There’s been a lot of talk lately about the weather – and for good reason. Some of the most massive, violent storms in recent memory, coupled with ruthless, fast-moving tornadoes, have hit cities and towns throughout the midwest and southeast hard, leading to more than 500 lives lost with the death toll continuing to mount.
And it isn’t just the spring storms that are wreaking havoc on the country.
Historic floods along the Mississippi River, caused by a mix of intense rainfall and snowmelt, are of the largest experienced in the past century. In direct contrast to all of this unwanted water, areas throughout the southeast and southwest are experiencing unprecedented drought. In fact, one of Oxfam’s organizers who also remains active in a family ranch and farm operation in south central Kansas (a resident overachiever) tells me that this is the worst event to hit the region since the 1950s.
There’s a whole lot of buzz already linking such events to climate change, and it can’t be ignored that while no scientist will link individual weather events to climate change, the sheer intensity and unpredictability of such events are consistent with what we’re going to experience with global temperature rise. But, regardless of this link, it’s clear that we should stop to reflect on who is most vulnerable to these catastrophic events and which communities are likely to suffer most in the long-run.
In 2009 Oxfam published a report and associated interactive website called Exposed: Social vulnerability and climate change in the US Southeast. This report was the first of its kind to look at the characteristics of both climate change risks and social demographics to identify the people and places most likely to be hit worst when natural disasters strike. What we found is that while social variables such as income and age don’t determine who will be hit by a serious weather event, they do determine a communities’ ability to prepare, respond, and recover when disaster does strike.

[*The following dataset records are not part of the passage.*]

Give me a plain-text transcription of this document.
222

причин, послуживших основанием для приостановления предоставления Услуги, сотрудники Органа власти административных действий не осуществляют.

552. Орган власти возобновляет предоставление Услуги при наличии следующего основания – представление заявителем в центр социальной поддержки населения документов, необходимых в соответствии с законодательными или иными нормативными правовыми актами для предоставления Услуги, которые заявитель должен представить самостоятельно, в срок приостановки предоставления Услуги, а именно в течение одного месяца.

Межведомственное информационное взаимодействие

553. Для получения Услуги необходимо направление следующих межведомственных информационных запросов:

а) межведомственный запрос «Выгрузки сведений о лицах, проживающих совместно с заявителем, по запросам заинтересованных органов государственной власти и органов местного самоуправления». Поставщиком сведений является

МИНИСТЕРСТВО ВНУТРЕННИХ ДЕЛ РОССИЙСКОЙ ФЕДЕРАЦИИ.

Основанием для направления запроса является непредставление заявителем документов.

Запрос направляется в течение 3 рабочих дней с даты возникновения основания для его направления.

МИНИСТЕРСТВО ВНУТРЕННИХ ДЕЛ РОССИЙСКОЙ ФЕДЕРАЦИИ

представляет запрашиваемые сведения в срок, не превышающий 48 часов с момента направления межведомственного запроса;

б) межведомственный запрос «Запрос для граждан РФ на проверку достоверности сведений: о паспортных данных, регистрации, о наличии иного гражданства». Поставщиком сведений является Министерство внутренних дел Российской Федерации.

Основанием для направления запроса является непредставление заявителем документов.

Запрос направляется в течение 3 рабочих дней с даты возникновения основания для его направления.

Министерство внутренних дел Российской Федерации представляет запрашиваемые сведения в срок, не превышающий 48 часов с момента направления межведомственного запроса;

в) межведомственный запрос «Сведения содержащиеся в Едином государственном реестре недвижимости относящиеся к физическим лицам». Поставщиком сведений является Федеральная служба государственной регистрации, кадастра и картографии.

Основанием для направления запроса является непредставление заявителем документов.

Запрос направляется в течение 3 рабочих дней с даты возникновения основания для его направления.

It turns out that the biggest losers from climate change hazards are communities that are already struggling to make ends meet. Although we don’t yet know all the details about who exactly has been affected in the US recently, some of the communities that we identified as highly socially vulnerable to hazards like floods, drought, and high winds are the same communities that are being hardest hit now and that lack the resources to bounce back. Here are some examples:
• People living in the Louisiana parishes of St. Landry and Pointe Coupee are just returning to their homes after a forced evacuation due to the opening of the Morganza spillway. Although not as voluminous as previously thought, the water is still expected to hit the coastal parishes of Terrebonne and Lafourche that lie at the center of multiple climate-related hazards, not least of which is sea-level rise. Communities living throughout these parishes are highly vulnerable due to a combination of social factors associated with poverty and race among other factors. With each disaster, whether it can be tied to climate or not (e.g., last year’s BP oil spill), it becomes more and more difficult to pick up and start again.
• Crockett County in Texas is high and dry ranch country. Not a lot of people live there but the ones that do have few job options and tend to find work in the oil and gas industry or cattle ranching. The current drought has decimated what little beef production is possible in the county and poverty levels continue to rise. This county stood out in Exposed because of high poverty levels, a high concentration of immigrants, and its risk to severe drought. The 2011 drought could serve as the tipping point for agriculture workers whose families are already teetering on the edge.
There are many more examples throughout Mississippi, Tennessee, Alabama, and other states where high levels of social vulnerability correspond to high exposure to disasters. Take a look at Oxfam’s interactive maps of vulnerable communities in the US. Let’s push government at all levels to build climate resilience in these communities and communities around the globe who are already being hit first and worst by climate change impacts.